Per un mutuo sostegno negli obiettivi comuni, il partito di David Cameron non ha esitato a chiedere ai cittadini britannici residenti in Spagna (circa 800.000) di dare il proprio voto ad Aes, una piccola formazione di recente creazione guidata da Rafael López-Diéguez e presieduta dal suocero, Blas Piñar, quale Presidente onorario, deputato durante la transizione spagnola del partito d’ideologia franchista Forza Nuova, del quale facevano parte anche gli attuali dirigenti di Aes. Al fine di chiarire la sua posizione, il deputato conservatore britannico Daniel Hannan chiese il voto per Aes attraverso il suo blog sul Daily Telegraph. Un appello che mise in luce questa formazione nei media di lingua inglese presenti sulla costa mediterranea spagnola e sulle Isole Canarie, dove la presenza della colonia britannica è ampia. Nel suddetto appello, pubblicato l’11 marzo scorso, Hannan citava tra i motivi per votare Aes la posizione presa dal partito nei confronti del Trattato di Lisbona e verso l’euro, il mancato coinvolgimento in casi di corruzione immobiliare (legato alla mancanza di rappresentanti pubblici), così come la promessa fatta dalla formazione spagnola di garantire l’assistenza sanitaria gratuita ai residenti britannici. Da parte sua, nella ricerca del voto dei britannici residenti in Spagna, Aes ha aperto un blog dedicato esclusivamente a loro e ha celebrato l’evento a Mazarrón (Murcia) e Alicante, con un’ampia presenza della comunità inglese.

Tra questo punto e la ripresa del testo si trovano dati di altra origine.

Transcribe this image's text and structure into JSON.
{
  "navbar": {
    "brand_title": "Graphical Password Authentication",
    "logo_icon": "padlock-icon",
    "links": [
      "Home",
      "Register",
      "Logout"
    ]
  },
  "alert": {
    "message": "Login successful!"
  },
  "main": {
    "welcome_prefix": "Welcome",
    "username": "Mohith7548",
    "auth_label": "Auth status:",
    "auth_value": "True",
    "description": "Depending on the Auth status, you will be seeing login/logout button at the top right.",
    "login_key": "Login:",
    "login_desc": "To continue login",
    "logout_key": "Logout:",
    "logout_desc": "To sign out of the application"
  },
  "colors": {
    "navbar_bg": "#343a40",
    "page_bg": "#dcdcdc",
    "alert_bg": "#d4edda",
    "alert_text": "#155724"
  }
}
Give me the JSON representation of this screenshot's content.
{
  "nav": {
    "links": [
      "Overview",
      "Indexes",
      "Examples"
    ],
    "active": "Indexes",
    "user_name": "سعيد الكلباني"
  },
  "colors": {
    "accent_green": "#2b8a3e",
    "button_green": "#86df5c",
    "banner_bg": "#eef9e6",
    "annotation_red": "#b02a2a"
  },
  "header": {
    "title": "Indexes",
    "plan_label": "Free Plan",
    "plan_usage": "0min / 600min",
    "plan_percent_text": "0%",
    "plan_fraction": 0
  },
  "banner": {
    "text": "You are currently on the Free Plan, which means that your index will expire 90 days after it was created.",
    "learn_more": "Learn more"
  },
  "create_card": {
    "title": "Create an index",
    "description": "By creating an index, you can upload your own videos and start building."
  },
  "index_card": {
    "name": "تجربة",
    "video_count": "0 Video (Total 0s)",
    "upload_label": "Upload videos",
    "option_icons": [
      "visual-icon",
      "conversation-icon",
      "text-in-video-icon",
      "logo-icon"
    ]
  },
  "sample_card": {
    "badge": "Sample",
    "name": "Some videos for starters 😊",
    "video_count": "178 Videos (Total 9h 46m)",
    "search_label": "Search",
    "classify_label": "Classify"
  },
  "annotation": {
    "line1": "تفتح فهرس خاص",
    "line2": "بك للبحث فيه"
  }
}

La reazione del Partito Popolare spagnolo

AesLa posizione dei tories provocò nel Partito Popolare spagnolo (Pp), suo alleato tradizionale, un misto di timore e di indignazione di fronte alla possibile perdita del voto dei residenti inglesi in elezioni considerate vitali per il consolidamento della formazione politica, reale alternativa di governo dopo le due sconfitte consecutive contro il Partito Socialista di Zapatero alle elezioni nazionali. Nonostante il celebrato appoggio dei conservatori inglesi, nelle scorse elezioni di giugno, Aes ha ottenuto 20.000 voti, ossia lo 0,13% del totale. Una percentuale che rappresenta il migliore risultato storico di Aes, ma che è ancora molto lontana dai 300.000 voti necessari per avere la rappresentanza in Spagna. Difendere la sovranità nazionale di fronte al rischio della creazione di un “superstato” è un altro modo di riunire gli elettori. «Abbiamo bisogno di un’Europa che rispetti la democrazia nazionale e i parlamenti indipendenti degli Stati membri». Questo messaggio, lanciato da Hannan, è quello inviato dai tories nella loro marcia con il Ppe e con i loro nuovi amici euro-scettichi. Costoro contano partiti come la formazione polacca Legge e Giustizia dei fratelli Kaczynsky che affermano che «l’omosessualità è una patologia», fino a quelli che negano il cambiamento climatico, come sostiene un importante esponente del Partito Democratico Civico ceco (Ods),Václav Klaus, passando per i lettoni di Patria e Libertà, tra i quali alcuni rappresentanti appoggiarono la collaborazione dei loro compatrioti con il nazismo. Cameron ha preferito queste figure politiche ai Rajoy, Merkel, Berlusconi o Sarkozy. Ciò nonostante, la riduzione del numero di seggi che poteva derivare dall’assenza dei tories nel centro destra europeo, con il rischio di perdita della maggioranza, non ha impedito (al Ppe) di diventare, ancora una volta, il gruppo più rappresentato all’interno della camera dopo il disastro della sinistra. Il futuro ci dirà se Cameron ha scelto bene i suoi compagni di viaggio.